Bibliotheekmedewerker Nikolai komt aangewandeld met een oude kartonnen doos uit de kelder en zet ze op de krantenleestafel: ‘Zie ne keer Amandien! Wat ik hier allemaal heb gevonden voor uw feest. Borden met het wapenschild van onze gemeente op en kristallen glazen van vroeger.’
Stagiaire Amandien apprecieert de hulp: ‘Zitten er ook borrelglaasjes in, Nikolai? Vava heeft een fles Oude Graanjenever meegegeven.’ Ze toont de lichtbruine jeneverfles: ‘Volgens Vava, vijf jaar gerijpt op eikenhouten vaten. Kan niet slecht zijn, toch?’
‘De Vava zal wel trots zijn zeker? Vooral over uw project, wat een succes!’, zegt Nikolai.
‘Ik ben blij dat ik mijn ei hier kwijt kon en mocht werken rond diversiteit, inclusie en LGBTQ. Ik vind dat belangrijk, Nikolai’, en zet een rood feesthoedje op. Ze trekt de rekker tot onder haar kin.
‘Dat is ook. Dat klopt.’ , antwoordt Nikolai: ‘En wat zijn de toekomstplannen? Wat gaat ge nu doen?’
‘Ik ga een project doen in het Thais dorpje: Wat Boek Prai. Volgens wetenschappelijk onderzoek hebben ze daar nog geen bibliotheek. Een kans, denk ik dan!’. Amandien klinkt strijdvaardig. Ze hakt de laatste haring krachtig in stukken. Daarna schikt ze de stukjes op de borden met het wapenschild van de gemeente op en verspreidt ze over de tafel.
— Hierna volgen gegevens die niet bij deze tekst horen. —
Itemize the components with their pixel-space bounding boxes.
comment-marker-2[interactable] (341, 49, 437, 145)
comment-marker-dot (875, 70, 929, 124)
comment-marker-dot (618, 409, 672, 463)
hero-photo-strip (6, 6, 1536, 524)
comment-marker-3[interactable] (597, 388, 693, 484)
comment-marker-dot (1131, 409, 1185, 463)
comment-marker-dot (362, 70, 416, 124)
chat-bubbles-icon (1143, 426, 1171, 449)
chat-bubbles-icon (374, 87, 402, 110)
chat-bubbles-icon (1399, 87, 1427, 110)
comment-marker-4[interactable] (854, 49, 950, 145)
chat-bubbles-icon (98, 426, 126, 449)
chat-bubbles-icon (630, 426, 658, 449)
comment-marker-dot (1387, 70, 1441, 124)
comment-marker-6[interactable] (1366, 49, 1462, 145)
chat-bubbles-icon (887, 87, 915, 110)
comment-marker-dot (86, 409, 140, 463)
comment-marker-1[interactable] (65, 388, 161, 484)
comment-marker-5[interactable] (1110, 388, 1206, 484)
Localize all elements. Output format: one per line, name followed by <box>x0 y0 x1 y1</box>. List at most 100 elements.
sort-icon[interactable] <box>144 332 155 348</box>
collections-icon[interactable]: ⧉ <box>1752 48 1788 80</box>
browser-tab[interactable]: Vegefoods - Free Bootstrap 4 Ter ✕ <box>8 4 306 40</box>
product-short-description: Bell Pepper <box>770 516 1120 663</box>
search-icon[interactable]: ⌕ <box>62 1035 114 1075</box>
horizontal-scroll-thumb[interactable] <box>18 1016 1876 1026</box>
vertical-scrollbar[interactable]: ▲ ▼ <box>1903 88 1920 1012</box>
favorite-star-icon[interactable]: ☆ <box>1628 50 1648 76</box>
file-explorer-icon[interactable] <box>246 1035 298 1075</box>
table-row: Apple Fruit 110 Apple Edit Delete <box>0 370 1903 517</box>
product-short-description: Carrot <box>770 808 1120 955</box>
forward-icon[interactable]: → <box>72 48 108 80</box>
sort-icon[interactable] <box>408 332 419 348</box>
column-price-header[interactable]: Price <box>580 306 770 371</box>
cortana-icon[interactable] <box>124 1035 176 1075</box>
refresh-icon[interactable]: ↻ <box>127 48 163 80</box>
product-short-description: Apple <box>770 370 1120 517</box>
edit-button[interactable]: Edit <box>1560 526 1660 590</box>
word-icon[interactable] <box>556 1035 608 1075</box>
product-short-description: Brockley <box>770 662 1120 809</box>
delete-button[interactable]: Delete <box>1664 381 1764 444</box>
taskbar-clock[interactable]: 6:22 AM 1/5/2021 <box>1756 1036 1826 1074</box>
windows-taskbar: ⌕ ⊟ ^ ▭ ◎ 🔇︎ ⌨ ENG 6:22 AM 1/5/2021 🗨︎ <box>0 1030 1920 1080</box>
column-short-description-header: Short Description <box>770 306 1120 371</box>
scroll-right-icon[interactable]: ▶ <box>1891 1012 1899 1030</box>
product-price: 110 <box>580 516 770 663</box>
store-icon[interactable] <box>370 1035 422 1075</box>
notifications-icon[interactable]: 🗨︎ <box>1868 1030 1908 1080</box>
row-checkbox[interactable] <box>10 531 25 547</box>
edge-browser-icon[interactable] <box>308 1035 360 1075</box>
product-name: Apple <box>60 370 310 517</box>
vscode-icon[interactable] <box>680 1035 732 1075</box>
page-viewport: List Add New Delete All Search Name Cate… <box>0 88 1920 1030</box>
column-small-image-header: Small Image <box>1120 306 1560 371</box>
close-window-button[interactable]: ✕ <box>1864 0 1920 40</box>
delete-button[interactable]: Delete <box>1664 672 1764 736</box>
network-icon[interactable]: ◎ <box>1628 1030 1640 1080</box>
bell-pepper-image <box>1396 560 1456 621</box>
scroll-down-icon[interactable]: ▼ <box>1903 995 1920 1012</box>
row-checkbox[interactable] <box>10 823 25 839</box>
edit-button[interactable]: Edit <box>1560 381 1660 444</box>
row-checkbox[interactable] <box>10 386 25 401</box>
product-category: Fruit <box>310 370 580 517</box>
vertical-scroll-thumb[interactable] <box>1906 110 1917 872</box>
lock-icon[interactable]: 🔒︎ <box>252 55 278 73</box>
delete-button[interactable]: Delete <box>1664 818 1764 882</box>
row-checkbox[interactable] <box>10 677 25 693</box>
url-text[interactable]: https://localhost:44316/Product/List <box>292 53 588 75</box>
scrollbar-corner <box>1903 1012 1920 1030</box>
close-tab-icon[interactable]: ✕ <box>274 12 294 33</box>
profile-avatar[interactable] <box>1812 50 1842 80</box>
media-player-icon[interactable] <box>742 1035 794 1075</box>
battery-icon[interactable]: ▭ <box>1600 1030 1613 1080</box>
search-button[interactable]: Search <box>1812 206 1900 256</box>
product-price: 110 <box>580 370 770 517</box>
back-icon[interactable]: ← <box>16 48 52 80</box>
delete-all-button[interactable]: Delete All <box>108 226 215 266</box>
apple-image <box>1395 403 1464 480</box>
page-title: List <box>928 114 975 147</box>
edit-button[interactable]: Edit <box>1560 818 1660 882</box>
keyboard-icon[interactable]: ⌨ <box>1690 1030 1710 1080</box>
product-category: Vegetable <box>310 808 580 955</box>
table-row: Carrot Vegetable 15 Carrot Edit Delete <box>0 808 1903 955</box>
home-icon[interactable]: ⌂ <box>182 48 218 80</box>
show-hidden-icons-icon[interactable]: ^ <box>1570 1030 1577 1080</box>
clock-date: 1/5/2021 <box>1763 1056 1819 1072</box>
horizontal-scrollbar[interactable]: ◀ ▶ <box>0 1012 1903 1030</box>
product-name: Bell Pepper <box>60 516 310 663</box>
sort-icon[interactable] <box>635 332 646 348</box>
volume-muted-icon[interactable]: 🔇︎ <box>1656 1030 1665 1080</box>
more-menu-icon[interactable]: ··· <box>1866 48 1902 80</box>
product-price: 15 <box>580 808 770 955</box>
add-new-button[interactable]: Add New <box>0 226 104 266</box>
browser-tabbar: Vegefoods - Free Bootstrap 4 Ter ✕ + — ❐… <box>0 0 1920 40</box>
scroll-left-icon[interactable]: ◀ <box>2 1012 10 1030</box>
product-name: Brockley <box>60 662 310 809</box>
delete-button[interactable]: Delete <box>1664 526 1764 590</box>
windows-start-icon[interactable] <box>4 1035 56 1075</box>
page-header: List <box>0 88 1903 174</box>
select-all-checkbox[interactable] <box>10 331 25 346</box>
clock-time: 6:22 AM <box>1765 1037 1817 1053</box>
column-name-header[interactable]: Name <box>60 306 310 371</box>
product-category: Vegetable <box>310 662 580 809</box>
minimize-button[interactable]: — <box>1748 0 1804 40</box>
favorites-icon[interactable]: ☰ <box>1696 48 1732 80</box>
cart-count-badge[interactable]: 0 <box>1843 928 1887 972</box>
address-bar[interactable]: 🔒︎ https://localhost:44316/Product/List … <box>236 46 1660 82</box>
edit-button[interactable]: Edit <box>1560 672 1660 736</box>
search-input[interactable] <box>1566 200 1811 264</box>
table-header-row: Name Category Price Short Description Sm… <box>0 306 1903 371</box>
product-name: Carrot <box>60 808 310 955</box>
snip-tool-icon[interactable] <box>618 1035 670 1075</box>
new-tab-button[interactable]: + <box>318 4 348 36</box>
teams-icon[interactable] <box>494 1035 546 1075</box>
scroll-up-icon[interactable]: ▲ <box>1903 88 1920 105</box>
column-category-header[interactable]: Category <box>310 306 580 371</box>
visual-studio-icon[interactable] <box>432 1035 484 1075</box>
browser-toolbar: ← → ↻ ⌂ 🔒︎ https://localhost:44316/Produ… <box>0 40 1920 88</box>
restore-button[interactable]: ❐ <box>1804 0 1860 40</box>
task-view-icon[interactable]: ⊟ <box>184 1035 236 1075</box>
Chantal van de balie komt erbij staan. Ze snuffelt in de kartonnen doos en botst op een dozijn kristallen jeneverglaasje. Ze zet ze in een rij, als een paradestoet op de tafel en vult de borreltjes tot op het randje met de gekregen drank van Vava: ‘Zo, da’s perfect.’
‘Gij ook een hoedje, Chantal? Een geel of een groen?’, vraagt Nikolai. Hij steekt bij wijze van keuze een geel in zijn linkerhand en een groen exemplaar in zijn rechterhand omhoog.
‘Geef me maar een groen.’, kiest Chantal: ‘Dat past bij de kleur van mijn ogen.’
Klusjesman Andree en bibliothecaresse Ingrid ronden hun onderling gesprek af en zetten enkele stappen dichter. Ze sluiten daarmee de kring met de andere collega’s rond de tafel.
Als degelijke met aanzien gekende bibliothecaresse, vraagt Ingrid om stilte door één blik te richten naar alle aanwezigen en neemt het woord: ‘Beste Amandien, bedankt voor jouw waardevolle stage, hier in onze bibliotheek. We gaan u missen Amandien. In naam van iedereen hier, wens ik je veel succes in Thailand! Daar klinken we op. Schol!’
Iedereen richt zijn glaasje omhoog als toost. Ingrid en Andree drinken het in een teug leeg.
‘Amai, zure haring en jenever. Da’s feest.’ , juicht Andree enthousiast.
Chantal van de balie duwt de muziekinstallatie aan. De geleende cd van de afdeling Muziek, speelt een bekend afscheidslied. Het lied Time to say goodbye van Andrea Bocelli en Sarah Brightman klinkt door de boxen van de ganse benedenverdieping.
Bibliotheekmedewerker Nikolai, overweldigd door de emoties van het moment, kijkt met een mix van droefheid en trots de groep aan en zegt :‘We gaan u missen Amandien. Doe ze daar de groeten van ons in Wat Boek Phrai!’